UNESCO World Heritage Site
- Part of: Monasteries of Daphni, Hosios Loukas and Nea Moni of Chios
- Criteria: Cultural: (i)(iv)
- Reference: 537-003
- Inscription: 1990 (14th Session)
- Area: 1.33 ha (3.3 acres)
- Buffer zone: 372.27 ha (919.9 acres)

= Nea Moni of Chios =

11th-century monastery complex on the island of Chios, Greece

Nea Moni (Νέα Μονή) is an 11th-century Greek Orthodox former monastery complex, now convent and history museum, located on the island of Chios, in the North Aegean region of Greece. The complex is located on the Provateio Oros Mt. in the island's interior, approximately 15 km from Chios town. Enscribed on the UNESCO World Heritage List in 1990, the monastery complex is renowned for its mosaics, which, together with those at Daphni and Hosios Loukas, are among the finest examples of Macedonian Renaissance art in Greece.

== History ==
The monastery complex was built in the mid-11th century, by Byzantine emperor Constantine IX Monomachos and his wife, Empress Zoe. According to tradition, it was built on the location where three monks, Nikitas, Ioannes, and Iosif, miraculously found an icon of the Virgin Mary hanging from a branch of myrtle. At that time, Constantine was exiled in nearby Lesbos, and the monks visited him and told of a vision according to which he would eventually become emperor. Constantine promised to build a church if this should come to pass. In 1042 Constantine became emperor and, in gratitude, began constructing the monastery dedicated to the Theotokos. The main church (the katholikon) was inaugurated in 1049, and the complex finished in 1055, after Constantine's death.

The monastery was early on endowed with privileges: in a chrysobull of July 1049, Constantine Monomachos granted the monastery the head tax of all Jews of the island of Chios, and set the monastery apart from any superior ecclesiastic or secular hierarchy. As a result of land grants, tax exemptions, and other privileges granted by successive emperors, the monastery prospered during the Byzantine period. Over the centuries, the monastery amassed substantial riches and became one of the wealthiest monasteries in the Aegean. At its peak, in c. 1300, the estates of the monastery covered one third of Chios and it was estimated that up to 800 monks belonged to it.
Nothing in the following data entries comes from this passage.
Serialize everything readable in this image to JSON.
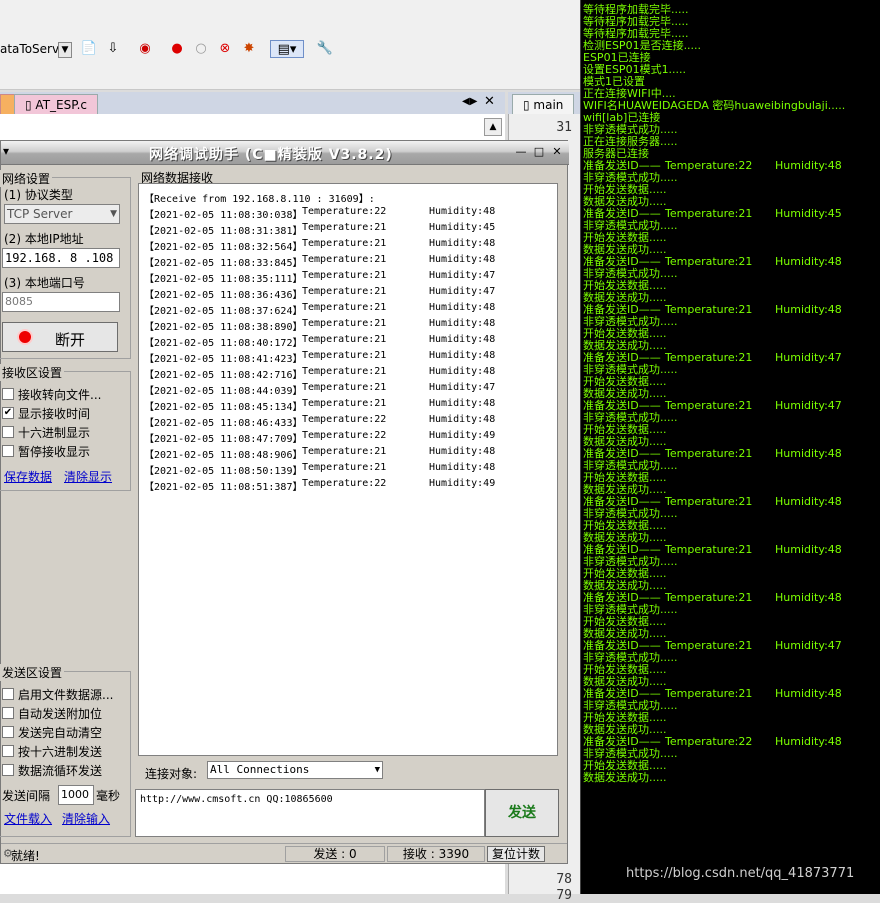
{
  "ide": {
    "toolbar_label": "ataToServer",
    "tabs": [
      {
        "label": "AT_ESP.c"
      }
    ],
    "right_tab": "main",
    "line_numbers": {
      "top": "31",
      "bottom_a": "78",
      "bottom_b": "79"
    }
  },
  "net": {
    "title": "网络调试助手 (C■精装版 V3.8.2)",
    "settings": {
      "group_title": "网络设置",
      "protocol_label": "(1) 协议类型",
      "protocol_value": "TCP Server",
      "ip_label": "(2) 本地IP地址",
      "ip_value": "192.168. 8 .108",
      "port_label": "(3) 本地端口号",
      "port_value": "8085",
      "disconnect_label": "断开"
    },
    "receive_settings": {
      "group_title": "接收区设置",
      "options": [
        {
          "label": "接收转向文件...",
          "checked": false
        },
        {
          "label": "显示接收时间",
          "checked": true
        },
        {
          "label": "十六进制显示",
          "checked": false
        },
        {
          "label": "暂停接收显示",
          "checked": false
        }
      ],
      "save_link": "保存数据",
      "clear_link": "清除显示"
    },
    "send_settings": {
      "group_title": "发送区设置",
      "options": [
        {
          "label": "启用文件数据源...",
          "checked": false
        },
        {
          "label": "自动发送附加位",
          "checked": false
        },
        {
          "label": "发送完自动清空",
          "checked": false
        },
        {
          "label": "按十六进制发送",
          "checked": false
        },
        {
          "label": "数据流循环发送",
          "checked": false
        }
      ],
      "interval_label": "发送间隔",
      "interval_value": "1000",
      "interval_unit": "毫秒",
      "file_link": "文件载入",
      "clear_input_link": "清除输入"
    },
    "data_group_title": "网络数据接收",
    "receive_header": "【Receive from 192.168.8.110 : 31609】:",
    "log": [
      {
        "time": "【2021-02-05 11:08:30:038】",
        "temp": "Temperature:22",
        "hum": "Humidity:48"
      },
      {
        "time": "【2021-02-05 11:08:31:381】",
        "temp": "Temperature:21",
        "hum": "Humidity:45"
      },
      {
        "time": "【2021-02-05 11:08:32:564】",
        "temp": "Temperature:21",
        "hum": "Humidity:48"
      },
      {
        "time": "【2021-02-05 11:08:33:845】",
        "temp": "Temperature:21",
        "hum": "Humidity:48"
      },
      {
        "time": "【2021-02-05 11:08:35:111】",
        "temp": "Temperature:21",
        "hum": "Humidity:47"
      },
      {
        "time": "【2021-02-05 11:08:36:436】",
        "temp": "Temperature:21",
        "hum": "Humidity:47"
      },
      {
        "time": "【2021-02-05 11:08:37:624】",
        "temp": "Temperature:21",
        "hum": "Humidity:48"
      },
      {
        "time": "【2021-02-05 11:08:38:890】",
        "temp": "Temperature:21",
        "hum": "Humidity:48"
      },
      {
        "time": "【2021-02-05 11:08:40:172】",
        "temp": "Temperature:21",
        "hum": "Humidity:48"
      },
      {
        "time": "【2021-02-05 11:08:41:423】",
        "temp": "Temperature:21",
        "hum": "Humidity:48"
      },
      {
        "time": "【2021-02-05 11:08:42:716】",
        "temp": "Temperature:21",
        "hum": "Humidity:48"
      },
      {
        "time": "【2021-02-05 11:08:44:039】",
        "temp": "Temperature:21",
        "hum": "Humidity:47"
      },
      {
        "time": "【2021-02-05 11:08:45:134】",
        "temp": "Temperature:21",
        "hum": "Humidity:48"
      },
      {
        "time": "【2021-02-05 11:08:46:433】",
        "temp": "Temperature:22",
        "hum": "Humidity:48"
      },
      {
        "time": "【2021-02-05 11:08:47:709】",
        "temp": "Temperature:22",
        "hum": "Humidity:49"
      },
      {
        "time": "【2021-02-05 11:08:48:906】",
        "temp": "Temperature:21",
        "hum": "Humidity:48"
      },
      {
        "time": "【2021-02-05 11:08:50:139】",
        "temp": "Temperature:21",
        "hum": "Humidity:48"
      },
      {
        "time": "【2021-02-05 11:08:51:387】",
        "temp": "Temperature:22",
        "hum": "Humidity:49"
      }
    ],
    "connect_label": "连接对象:",
    "connect_value": "All Connections",
    "send_text": "http://www.cmsoft.cn QQ:10865600",
    "send_button": "发送",
    "status": {
      "ready": "就绪!",
      "sent": "发送 : 0",
      "received": "接收 : 3390",
      "reset": "复位计数"
    }
  },
  "terminal": {
    "init_lines": [
      "等待程序加载完毕.....",
      "等待程序加载完毕.....",
      "等待程序加载完毕.....",
      "检测ESP01是否连接.....",
      "ESP01已连接",
      "设置ESP01模式1.....",
      "模式1已设置",
      "正在连接WIFI中....",
      "WIFI名HUAWEIDAGEDA 密码huaweibingbulaji.....",
      "wifi[lab]已连接",
      "非穿透模式成功.....",
      "正在连接服务器.....",
      "服务器已连接"
    ],
    "cycle_lines": [
      "准备发送ID——",
      "非穿透模式成功.....",
      "开始发送数据.....",
      "数据发送成功....."
    ],
    "readings": [
      {
        "temp": "Temperature:22",
        "hum": "Humidity:48"
      },
      {
        "temp": "Temperature:21",
        "hum": "Humidity:45"
      },
      {
        "temp": "Temperature:21",
        "hum": "Humidity:48"
      },
      {
        "temp": "Temperature:21",
        "hum": "Humidity:48"
      },
      {
        "temp": "Temperature:21",
        "hum": "Humidity:47"
      },
      {
        "temp": "Temperature:21",
        "hum": "Humidity:47"
      },
      {
        "temp": "Temperature:21",
        "hum": "Humidity:48"
      },
      {
        "temp": "Temperature:21",
        "hum": "Humidity:48"
      },
      {
        "temp": "Temperature:21",
        "hum": "Humidity:48"
      },
      {
        "temp": "Temperature:21",
        "hum": "Humidity:48"
      },
      {
        "temp": "Temperature:21",
        "hum": "Humidity:47"
      },
      {
        "temp": "Temperature:21",
        "hum": "Humidity:48"
      },
      {
        "temp": "Temperature:22",
        "hum": "Humidity:48"
      }
    ]
  },
  "watermark": "https://blog.csdn.net/qq_41873771",
  "colors": {
    "terminal_text": "#7cff00",
    "terminal_bg": "#000000",
    "send_button_text": "#1a7a1a",
    "link": "#0000cc"
  }
}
The subsequent Genoese domination reduced its wealth, but the monastery prospered again during the Ottoman era, when it was subject directly to the Patriarch of Constantinople, and enjoyed considerable autonomy. The late 16th-century traveler Samuel Purchas recounted that it had 200 monks, and that "alone in all Greece they had the right to use bells." During the 17th century the number of monks decreased further, but recovered in the next century. The Patriarch of Jerusalem, Chrysanthos Notaras, and the French priest Fourmont, who visited the monastery in 1725 and 1729 respectively, commented on the large numbers of monks, the quantity of relics preserved, and the beauty of the church and its decoration.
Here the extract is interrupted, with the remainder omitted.